Thursday, September 15, 2011

My book...is...finished!!!

Last weekend, I put the finishing touches on my book! I took the whole thing to Kinko's on my USB key and had it printed out. As the clerk handed me the 245 pages, I cannot describe the excitement that began to bubble up inside me. It was the first time I have seen my book - on paper. I went out to the car and opened the box. I skimmed through the pages, reading wherever my eyes fell. Page after page. I am so proud of it! I truly can hardly wait for you to read it too.

"Life's Too Short to Miss the Big Picture (for Moms!)" will be coming out in April 2012, just in time for Mother's Day! Besides the printed version, it will be available in digital form as well.

I have so many new stories that I know you will love. In honoring my contract, however, I must save those for the book.

April cannot come fast enough. But - in the meantime, I have more time for my blog. Thanks for reading!

Friday, May 27, 2011

New Adventure

When I was fourteen years old, my youth group went on a trip to Colorado to climb a mountain. It was called Wilderness Trek. Although our youth minister, a very Rambo-esque man himself, encouraged us to "get in shape" before the trip, I did not heed that advice. I think I thought I was doing that, but walking an hour and a half a week did not really do the trick. I was not ready. I was ill-prepared for the rocky hills, the thin air and the hours of sustained, elevated heart rate. But, ready or not, it was a big adventure. The biggest I had ever had. Although I was unprepared, the journey was magnificent.

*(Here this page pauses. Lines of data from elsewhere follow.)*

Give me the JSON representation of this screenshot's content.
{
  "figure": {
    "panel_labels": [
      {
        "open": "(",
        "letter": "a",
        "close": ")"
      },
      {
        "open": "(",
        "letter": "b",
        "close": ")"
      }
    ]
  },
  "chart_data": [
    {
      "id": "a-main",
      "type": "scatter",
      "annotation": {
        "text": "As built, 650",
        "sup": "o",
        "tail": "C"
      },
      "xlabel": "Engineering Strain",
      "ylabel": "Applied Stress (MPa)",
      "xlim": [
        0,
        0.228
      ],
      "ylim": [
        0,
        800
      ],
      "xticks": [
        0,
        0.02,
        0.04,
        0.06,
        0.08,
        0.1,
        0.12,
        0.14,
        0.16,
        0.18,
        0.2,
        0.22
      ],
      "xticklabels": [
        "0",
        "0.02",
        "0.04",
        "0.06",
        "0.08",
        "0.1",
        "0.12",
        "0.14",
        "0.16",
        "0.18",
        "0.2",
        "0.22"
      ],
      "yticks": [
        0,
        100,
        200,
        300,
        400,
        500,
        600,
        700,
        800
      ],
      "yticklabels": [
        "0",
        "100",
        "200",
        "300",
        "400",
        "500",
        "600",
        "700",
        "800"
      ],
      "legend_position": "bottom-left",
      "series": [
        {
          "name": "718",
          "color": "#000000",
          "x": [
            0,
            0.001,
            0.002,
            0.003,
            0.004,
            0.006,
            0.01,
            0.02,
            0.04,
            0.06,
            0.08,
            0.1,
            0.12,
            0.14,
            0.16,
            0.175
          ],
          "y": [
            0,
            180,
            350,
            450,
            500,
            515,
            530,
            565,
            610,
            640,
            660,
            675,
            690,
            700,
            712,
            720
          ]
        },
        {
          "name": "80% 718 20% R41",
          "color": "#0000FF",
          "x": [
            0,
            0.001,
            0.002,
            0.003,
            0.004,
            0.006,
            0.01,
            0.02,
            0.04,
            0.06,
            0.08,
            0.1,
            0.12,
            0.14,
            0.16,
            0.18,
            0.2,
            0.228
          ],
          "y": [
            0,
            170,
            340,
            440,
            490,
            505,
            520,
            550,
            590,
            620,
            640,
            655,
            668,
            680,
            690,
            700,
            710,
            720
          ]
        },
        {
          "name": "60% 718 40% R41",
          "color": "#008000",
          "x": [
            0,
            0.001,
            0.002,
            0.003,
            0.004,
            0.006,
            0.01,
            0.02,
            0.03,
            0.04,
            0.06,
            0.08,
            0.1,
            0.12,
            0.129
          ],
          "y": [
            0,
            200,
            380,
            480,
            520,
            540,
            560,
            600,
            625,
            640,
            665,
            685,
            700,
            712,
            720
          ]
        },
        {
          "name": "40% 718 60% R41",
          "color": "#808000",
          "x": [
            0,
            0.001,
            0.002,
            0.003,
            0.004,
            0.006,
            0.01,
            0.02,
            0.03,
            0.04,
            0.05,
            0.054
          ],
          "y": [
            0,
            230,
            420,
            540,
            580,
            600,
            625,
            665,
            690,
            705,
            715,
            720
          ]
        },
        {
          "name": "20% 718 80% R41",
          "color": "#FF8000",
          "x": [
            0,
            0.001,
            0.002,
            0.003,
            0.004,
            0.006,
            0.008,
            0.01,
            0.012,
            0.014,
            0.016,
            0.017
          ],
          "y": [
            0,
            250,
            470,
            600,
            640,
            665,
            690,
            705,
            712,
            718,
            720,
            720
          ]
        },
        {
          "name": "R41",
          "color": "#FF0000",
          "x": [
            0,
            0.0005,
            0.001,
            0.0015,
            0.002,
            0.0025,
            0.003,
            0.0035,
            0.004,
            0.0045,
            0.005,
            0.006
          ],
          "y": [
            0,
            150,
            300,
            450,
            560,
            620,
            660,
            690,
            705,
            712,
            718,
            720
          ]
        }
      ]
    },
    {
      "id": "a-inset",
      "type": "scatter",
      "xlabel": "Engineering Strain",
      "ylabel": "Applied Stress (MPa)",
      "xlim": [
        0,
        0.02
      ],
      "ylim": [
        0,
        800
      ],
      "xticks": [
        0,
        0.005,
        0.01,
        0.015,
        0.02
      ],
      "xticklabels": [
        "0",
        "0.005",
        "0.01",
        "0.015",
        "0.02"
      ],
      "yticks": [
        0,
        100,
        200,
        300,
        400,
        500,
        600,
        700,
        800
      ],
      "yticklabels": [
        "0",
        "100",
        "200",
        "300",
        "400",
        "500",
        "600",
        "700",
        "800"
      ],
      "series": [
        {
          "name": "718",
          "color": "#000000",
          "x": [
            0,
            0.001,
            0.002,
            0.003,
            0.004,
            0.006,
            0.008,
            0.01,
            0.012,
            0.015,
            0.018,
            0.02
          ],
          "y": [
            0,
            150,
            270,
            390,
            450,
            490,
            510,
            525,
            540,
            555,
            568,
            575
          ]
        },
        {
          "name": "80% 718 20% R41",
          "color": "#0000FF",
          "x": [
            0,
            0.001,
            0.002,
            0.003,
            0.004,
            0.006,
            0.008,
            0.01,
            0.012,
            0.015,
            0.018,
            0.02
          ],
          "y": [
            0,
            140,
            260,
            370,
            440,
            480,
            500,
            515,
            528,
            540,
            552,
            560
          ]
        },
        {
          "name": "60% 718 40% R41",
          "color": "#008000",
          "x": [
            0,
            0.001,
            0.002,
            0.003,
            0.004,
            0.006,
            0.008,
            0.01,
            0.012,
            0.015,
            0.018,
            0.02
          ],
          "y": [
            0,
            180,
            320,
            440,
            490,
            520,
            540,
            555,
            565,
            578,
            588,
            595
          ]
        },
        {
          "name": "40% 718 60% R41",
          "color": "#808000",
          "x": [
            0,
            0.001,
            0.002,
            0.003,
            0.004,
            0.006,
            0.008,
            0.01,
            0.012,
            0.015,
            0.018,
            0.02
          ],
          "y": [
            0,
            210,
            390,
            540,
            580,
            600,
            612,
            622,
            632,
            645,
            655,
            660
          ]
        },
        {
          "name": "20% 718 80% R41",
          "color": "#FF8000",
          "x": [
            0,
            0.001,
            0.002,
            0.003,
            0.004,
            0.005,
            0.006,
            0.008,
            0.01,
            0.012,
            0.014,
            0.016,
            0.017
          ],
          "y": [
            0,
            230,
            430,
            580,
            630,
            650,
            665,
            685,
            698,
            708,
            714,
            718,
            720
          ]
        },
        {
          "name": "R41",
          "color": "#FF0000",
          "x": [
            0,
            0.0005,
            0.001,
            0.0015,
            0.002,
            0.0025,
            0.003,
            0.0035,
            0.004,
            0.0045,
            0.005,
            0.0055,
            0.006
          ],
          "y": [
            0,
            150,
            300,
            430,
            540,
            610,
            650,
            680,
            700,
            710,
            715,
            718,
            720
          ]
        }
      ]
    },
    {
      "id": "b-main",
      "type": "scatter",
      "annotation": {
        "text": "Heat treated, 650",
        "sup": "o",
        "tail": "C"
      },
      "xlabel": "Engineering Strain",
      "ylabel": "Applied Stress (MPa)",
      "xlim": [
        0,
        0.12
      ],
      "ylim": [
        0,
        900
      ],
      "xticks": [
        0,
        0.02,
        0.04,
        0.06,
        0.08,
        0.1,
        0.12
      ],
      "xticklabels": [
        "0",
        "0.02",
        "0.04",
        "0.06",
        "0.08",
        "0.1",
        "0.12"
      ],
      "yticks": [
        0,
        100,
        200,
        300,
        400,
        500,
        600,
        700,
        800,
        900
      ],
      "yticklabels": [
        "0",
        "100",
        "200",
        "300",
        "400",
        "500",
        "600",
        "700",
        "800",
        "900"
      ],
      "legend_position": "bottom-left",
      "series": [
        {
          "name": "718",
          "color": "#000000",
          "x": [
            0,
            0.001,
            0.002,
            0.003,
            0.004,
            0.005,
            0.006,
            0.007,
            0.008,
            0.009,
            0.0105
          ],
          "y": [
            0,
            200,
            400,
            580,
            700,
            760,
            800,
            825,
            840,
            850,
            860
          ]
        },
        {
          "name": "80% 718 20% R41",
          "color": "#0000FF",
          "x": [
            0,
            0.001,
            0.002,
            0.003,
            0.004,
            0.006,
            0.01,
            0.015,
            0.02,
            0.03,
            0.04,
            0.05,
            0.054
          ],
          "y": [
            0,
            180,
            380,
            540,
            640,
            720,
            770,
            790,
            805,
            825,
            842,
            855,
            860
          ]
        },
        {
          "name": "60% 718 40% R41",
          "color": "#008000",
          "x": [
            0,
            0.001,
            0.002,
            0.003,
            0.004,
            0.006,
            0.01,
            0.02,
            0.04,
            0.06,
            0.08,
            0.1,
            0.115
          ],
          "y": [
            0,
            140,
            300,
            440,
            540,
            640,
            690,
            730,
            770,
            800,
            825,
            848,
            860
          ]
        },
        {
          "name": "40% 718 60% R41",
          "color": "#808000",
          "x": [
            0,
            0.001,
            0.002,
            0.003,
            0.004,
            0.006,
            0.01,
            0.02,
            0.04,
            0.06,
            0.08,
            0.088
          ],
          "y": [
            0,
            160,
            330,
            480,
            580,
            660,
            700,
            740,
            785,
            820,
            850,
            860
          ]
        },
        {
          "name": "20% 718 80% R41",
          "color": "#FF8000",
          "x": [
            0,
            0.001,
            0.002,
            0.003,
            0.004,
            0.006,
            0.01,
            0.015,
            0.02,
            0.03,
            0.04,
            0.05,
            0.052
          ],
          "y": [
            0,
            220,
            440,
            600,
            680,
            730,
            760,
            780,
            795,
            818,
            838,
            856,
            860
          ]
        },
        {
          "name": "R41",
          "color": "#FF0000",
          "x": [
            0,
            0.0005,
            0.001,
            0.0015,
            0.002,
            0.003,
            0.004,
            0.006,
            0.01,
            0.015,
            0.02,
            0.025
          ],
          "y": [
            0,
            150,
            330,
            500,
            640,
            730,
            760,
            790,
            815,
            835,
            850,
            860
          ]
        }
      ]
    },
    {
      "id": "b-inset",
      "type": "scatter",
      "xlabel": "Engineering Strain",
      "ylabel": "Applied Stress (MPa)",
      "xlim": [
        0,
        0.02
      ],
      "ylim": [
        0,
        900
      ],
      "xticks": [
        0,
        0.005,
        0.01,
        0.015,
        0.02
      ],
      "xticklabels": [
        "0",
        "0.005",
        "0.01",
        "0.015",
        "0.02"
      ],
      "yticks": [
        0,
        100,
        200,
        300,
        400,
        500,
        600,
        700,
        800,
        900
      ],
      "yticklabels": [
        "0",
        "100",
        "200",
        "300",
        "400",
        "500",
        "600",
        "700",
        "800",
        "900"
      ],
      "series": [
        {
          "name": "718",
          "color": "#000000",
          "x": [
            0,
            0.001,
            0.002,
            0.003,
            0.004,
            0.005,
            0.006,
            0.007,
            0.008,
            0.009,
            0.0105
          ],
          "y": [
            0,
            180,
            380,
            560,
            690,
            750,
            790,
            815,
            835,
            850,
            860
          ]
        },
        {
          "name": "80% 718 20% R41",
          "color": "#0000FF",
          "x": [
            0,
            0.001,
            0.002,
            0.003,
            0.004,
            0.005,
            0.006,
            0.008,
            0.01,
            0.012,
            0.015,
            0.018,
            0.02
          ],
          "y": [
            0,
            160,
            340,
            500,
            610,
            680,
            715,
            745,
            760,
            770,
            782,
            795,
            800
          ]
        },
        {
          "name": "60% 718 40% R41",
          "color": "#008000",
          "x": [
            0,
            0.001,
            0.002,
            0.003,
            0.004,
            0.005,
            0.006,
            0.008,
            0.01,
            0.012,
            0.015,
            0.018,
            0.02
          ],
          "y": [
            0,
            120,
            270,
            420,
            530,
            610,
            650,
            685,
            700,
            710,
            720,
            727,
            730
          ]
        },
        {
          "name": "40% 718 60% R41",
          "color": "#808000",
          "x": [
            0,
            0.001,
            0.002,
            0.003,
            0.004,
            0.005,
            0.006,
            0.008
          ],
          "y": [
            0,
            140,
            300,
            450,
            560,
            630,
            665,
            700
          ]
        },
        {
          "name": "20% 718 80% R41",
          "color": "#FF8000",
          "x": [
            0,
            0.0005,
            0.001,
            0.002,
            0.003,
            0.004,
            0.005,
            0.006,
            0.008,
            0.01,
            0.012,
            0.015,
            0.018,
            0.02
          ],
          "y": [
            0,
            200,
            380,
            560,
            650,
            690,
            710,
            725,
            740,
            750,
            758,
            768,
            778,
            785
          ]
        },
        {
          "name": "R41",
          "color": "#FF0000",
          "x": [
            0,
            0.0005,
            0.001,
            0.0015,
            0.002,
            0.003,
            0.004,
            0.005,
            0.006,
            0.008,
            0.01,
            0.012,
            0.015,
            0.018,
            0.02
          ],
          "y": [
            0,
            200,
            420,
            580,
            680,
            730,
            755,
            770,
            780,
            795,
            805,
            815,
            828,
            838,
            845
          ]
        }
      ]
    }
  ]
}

I remember snapshots from the week - the day-long climbs up rolling hills that resembled those in "The Sound of Music", the beautiful nights around a campfire, looking up at the stars and singing "Amazing Grace" to a multitude of tunes. I remember the attempted bath in a frosty stream, followed by the decision that I was not really that dirty. I remember the surprise I felt when I tasted how delicious pancakes and spam could actualIy be. I remember the night my good friend began to show signs of hypothermia, and the relief that she had by cuddling up with another friend in the sleeping bag. I remember trying to repel down the side of a cliff and crying the whole way down, while my Rambo youth minister yelled, "looking good!" at me. I remember putting my foot into a snow bank and sinking into waist-deep snow. This was followed by my brother yelling for help, "somebody come help my sister!" I remember the last day of climbing as we finally reached the summit. We sat on the top and sang, "the greatest high you'll ever feel is on a lonely mountain . . . oh, Lord you are my first love." (It was youth group in the 80's, people.) The view was beautiful. I will never forget it.

I saved a rock from the summit. I still have it among my keepsakes and my life souvenirs. I found that rock today as I was cleaning out some drawers. It meant a lot to me today as I face a new adventure.

I am writing a book. It will be called, "Life's Too Short to Miss the Big Picture - For Moms". My book will come out in May of 2012, in time for Mother's Day. The contract from the publisher came in the mail today. I admit, I am nervous. In fact, when the publishing company made contact with me, my inclination was to decline. I was honored, don't get me wrong. But then the self-doubt kicked in. What if I cannot do it? Maybe this one is just too big. But, in a leap of faith, I said yes. Michael also reassured me that I would not, in fact, run out of words.

Today, as I hold the contract from the publishing company in my hands, I am excited and anxious and a bundle of a lot of other emotions too. It's a big, new adventure. So, as I cleaned house this afternoon, I brought my nearly-25-year-old summit rock out of the drawer to remind me what I am capable of. To inspire me.

It's a new adventure. And this time, I am ready!